Bei den laufenden Kosten für die Windkraft zählen auch Versicherungskosten rein und die sollen enorm ausfallen. (genaue Zahlen kenne ich nicht) Was den Windertrag anbelangt, so hatte ich wärend meines Studiums die Ehre einen Gastdozenten zu haben, der in einer Art Ratingargentur für Windenergie arbeitete. Der hat recht anschaulich erläutert, dass Windregionen analog zu Schürfrechten vergeben werden und die mit Abstand besten bereits erschlossen sind. Hier kann man nur alte Anlaen durch neuere ersetzen.

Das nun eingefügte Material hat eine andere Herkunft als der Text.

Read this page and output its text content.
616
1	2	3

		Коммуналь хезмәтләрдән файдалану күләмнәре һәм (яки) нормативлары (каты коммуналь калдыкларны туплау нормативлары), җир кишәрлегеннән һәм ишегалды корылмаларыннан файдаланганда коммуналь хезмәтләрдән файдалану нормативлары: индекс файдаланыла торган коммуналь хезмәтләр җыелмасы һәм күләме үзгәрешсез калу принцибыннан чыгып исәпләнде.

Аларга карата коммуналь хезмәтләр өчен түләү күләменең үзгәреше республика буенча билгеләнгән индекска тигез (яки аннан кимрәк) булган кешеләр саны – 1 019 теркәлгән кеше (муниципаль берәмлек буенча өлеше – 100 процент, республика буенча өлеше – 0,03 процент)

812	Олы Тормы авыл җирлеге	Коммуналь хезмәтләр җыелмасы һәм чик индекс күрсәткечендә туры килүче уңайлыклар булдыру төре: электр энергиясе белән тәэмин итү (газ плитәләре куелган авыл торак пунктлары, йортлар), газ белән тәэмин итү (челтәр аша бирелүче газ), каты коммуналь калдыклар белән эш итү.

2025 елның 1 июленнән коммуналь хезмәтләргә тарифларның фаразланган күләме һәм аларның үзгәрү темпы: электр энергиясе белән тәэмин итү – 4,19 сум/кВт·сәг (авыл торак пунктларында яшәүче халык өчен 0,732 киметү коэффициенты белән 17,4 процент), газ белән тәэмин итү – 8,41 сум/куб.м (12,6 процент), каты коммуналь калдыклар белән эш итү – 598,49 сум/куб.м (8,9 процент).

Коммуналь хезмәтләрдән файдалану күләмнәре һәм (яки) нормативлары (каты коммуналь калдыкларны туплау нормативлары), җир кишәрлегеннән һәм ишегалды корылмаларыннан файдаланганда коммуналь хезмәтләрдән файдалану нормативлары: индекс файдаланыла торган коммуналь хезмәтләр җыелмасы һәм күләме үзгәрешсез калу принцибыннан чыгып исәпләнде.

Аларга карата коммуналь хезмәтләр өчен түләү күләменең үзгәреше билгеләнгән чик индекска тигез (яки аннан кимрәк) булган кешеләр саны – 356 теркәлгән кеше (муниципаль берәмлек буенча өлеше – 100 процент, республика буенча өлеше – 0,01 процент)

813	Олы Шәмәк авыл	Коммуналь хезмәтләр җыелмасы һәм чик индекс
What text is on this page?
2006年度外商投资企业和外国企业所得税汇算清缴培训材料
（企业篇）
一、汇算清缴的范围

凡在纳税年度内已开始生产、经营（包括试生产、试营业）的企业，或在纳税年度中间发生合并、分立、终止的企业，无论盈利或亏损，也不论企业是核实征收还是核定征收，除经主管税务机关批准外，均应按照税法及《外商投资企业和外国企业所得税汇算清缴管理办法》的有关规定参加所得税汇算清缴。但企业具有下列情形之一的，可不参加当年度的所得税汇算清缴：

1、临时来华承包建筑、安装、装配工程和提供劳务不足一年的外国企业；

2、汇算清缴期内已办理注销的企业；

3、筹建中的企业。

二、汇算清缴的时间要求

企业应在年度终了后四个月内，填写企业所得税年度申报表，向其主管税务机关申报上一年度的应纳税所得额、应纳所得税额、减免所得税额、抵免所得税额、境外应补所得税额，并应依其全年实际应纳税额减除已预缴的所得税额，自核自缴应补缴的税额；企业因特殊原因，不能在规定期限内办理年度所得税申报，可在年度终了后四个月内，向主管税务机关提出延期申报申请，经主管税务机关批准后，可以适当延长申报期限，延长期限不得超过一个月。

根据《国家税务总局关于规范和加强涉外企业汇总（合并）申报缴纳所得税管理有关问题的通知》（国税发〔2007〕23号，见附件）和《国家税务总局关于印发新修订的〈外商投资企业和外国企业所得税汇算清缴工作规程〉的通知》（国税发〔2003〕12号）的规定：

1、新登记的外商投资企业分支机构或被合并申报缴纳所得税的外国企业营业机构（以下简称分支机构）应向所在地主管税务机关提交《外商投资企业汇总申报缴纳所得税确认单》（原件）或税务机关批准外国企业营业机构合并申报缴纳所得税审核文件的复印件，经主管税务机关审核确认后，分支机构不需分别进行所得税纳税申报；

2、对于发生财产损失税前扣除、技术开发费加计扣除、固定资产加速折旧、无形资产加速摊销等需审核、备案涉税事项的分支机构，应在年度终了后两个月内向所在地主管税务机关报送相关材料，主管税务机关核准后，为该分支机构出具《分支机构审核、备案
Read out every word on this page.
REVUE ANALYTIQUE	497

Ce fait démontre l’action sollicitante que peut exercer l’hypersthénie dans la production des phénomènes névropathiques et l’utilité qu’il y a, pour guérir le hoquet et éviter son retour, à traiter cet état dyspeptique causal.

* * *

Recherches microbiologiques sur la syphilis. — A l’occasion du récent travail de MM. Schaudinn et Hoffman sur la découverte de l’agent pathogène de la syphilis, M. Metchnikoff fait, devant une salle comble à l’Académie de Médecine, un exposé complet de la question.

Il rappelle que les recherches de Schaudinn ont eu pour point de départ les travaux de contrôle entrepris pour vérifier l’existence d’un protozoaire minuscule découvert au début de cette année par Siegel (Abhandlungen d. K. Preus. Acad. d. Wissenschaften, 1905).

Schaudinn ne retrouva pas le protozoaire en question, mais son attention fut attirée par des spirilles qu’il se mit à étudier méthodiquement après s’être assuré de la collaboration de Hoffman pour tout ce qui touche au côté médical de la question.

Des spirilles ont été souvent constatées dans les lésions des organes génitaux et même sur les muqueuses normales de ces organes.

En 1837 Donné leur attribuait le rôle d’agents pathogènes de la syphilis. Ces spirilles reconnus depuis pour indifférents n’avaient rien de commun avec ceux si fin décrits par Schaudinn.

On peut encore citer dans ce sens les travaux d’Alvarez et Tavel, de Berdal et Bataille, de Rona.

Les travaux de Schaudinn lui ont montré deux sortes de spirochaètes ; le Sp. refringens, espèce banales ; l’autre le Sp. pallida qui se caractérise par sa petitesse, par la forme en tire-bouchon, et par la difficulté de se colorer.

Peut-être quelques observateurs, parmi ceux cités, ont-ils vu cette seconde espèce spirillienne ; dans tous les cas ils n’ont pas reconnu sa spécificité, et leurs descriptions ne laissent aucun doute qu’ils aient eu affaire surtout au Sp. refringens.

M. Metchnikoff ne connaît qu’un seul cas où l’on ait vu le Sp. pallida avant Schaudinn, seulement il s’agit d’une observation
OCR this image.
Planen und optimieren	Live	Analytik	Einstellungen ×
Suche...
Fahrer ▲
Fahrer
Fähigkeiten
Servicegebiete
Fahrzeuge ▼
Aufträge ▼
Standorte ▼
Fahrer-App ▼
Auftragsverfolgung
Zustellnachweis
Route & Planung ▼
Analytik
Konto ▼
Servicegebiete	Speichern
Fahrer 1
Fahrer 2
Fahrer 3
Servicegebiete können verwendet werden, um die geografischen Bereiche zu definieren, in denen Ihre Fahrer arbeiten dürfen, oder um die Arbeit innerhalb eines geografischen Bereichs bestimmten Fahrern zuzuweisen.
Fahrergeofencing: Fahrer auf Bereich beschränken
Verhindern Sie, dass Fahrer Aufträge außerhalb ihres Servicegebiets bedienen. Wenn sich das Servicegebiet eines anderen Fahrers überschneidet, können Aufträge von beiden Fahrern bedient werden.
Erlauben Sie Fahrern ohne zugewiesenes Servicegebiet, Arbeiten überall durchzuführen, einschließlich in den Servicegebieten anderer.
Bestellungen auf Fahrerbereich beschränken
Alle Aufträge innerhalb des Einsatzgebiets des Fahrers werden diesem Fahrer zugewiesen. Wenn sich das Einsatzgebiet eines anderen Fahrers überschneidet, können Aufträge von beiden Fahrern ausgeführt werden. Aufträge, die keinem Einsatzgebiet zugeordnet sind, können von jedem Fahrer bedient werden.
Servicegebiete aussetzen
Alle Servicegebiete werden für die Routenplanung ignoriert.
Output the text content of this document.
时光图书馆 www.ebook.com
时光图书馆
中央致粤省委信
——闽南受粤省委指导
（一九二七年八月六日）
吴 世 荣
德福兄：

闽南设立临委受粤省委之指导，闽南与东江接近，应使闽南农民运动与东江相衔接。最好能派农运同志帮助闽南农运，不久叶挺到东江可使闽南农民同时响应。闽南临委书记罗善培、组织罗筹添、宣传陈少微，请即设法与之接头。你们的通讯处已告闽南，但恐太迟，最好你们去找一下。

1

Neu erschlossene Gebiete nehmen in ihrem Jahresnutzungsgrad kontinuierlich ab und in wenigen Jahren wird es zunehmends schwerer einen wirtschaftlichen Betrieb der Anlagen zu gewährleisten. Wenn da in naher Zukunft kein bahnbrechender Durchbruch in der Technologie kommt, was momentan noch nicht erkennbar ist, wird der Ausbau der Windkraft in einer Stagnation enden. Jedes Land hätte dann zwar seine eigenen Windparks, alle zusammen würden allerdings nur für einen kleinen Teil der Schwerindustrie reichen. Und die gilt es in erster Linie zu befriedigen.
Was Biogene Kraftstoffe anbelangt, da seh ich momentan schwarz. Durch die Medien denkt ein Großteil der Bevölkerung Gentechnik wäre was Schlechtes und erwartet, dass wir 10 Jahre nach ihrer Einführung grün leuchtende Mutanten sind. Das wir Genmanipulation im Sinne des Begriffes bereits seit Jahrtausenden betreiben bemerkt keiner.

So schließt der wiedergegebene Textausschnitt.